Establish Cybersecurity Policies and Procedures
As a business leader, make sure you have cyber awareness policies and practices in place to educate and train employees, as well as identify potential risks and then take steps to mitigate them. Training your employees is critical to any network security plan, because human error is a major source of data breaches, data loss and unwanted downtime.
Make sure your employees are educated on:
- Keeping a clean machine…define what programs can – and can’t – be installed on work computers. And then audit and hold employees accountable for abiding by these policies.
- Following good password practices…passwords should be long and strong, changed on a regularly basis, and not written down on a post-it note that is stuck to the computer monitor. The same password should not be used to access every account. Using a password manager is a best practice that should be encouraged.
- Avoiding phishing emails…make sure all end-users are educated on the red flags of a phishing attack, and establish standard protocols for certain types of processes.

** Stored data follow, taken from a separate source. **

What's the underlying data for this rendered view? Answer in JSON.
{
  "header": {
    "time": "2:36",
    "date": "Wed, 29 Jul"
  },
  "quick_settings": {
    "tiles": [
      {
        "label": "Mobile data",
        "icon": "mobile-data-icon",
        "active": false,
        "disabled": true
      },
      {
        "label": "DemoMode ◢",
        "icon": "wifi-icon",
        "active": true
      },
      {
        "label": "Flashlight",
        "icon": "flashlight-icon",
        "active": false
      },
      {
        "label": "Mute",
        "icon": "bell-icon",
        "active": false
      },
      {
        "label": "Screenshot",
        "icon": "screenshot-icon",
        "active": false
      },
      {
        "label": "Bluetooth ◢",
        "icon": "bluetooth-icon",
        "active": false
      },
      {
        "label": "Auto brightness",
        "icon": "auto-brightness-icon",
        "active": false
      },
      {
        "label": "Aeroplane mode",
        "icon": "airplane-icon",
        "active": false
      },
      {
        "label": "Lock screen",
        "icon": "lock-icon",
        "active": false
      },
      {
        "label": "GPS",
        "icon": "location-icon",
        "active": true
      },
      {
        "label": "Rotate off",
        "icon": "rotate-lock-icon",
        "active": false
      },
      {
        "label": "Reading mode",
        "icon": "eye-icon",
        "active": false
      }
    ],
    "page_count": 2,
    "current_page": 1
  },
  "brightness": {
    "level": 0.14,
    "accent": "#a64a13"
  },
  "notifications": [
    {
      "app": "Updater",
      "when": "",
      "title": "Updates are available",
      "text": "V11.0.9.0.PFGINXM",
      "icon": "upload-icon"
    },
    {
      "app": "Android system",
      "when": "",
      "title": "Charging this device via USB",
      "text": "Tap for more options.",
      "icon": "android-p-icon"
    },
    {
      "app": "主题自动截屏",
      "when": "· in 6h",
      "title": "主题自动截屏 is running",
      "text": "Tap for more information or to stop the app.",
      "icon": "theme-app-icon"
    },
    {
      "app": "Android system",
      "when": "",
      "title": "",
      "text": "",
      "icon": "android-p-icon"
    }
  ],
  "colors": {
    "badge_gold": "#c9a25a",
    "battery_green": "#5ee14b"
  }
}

For example, mandate that any requests for financial transactions be communicated and/or verified via phone or in person.
- Backing up all work…have standard practices (automated backups are best) in place for backing up data and ensure that all employees are aware of them.
- Keeping software up-to-date...while best practice is to have one IT resource managing automated updates, if that isn't the case at least make sure that your end-users are ignoring those prompts to install updates. These updates are patching security vulnerabilities and are critical for strong network security.
- Staying alert…employees should understand that if it sounds too good to be true, it is. They should treat any unknown or unexpected emails or alerts suspiciously and verify as needed BEFORE taking action. If anything is “off” about a communication, confirm it before proceeding.
- Speaking up if something does happen…if an end-user does happen to click on a bad link or attachment, do they know what to do? Immediately alerting your IT department or resource can at least help to mitigate the impact. Any network security or cyber awareness plan should include what to do in the event of a successful breach.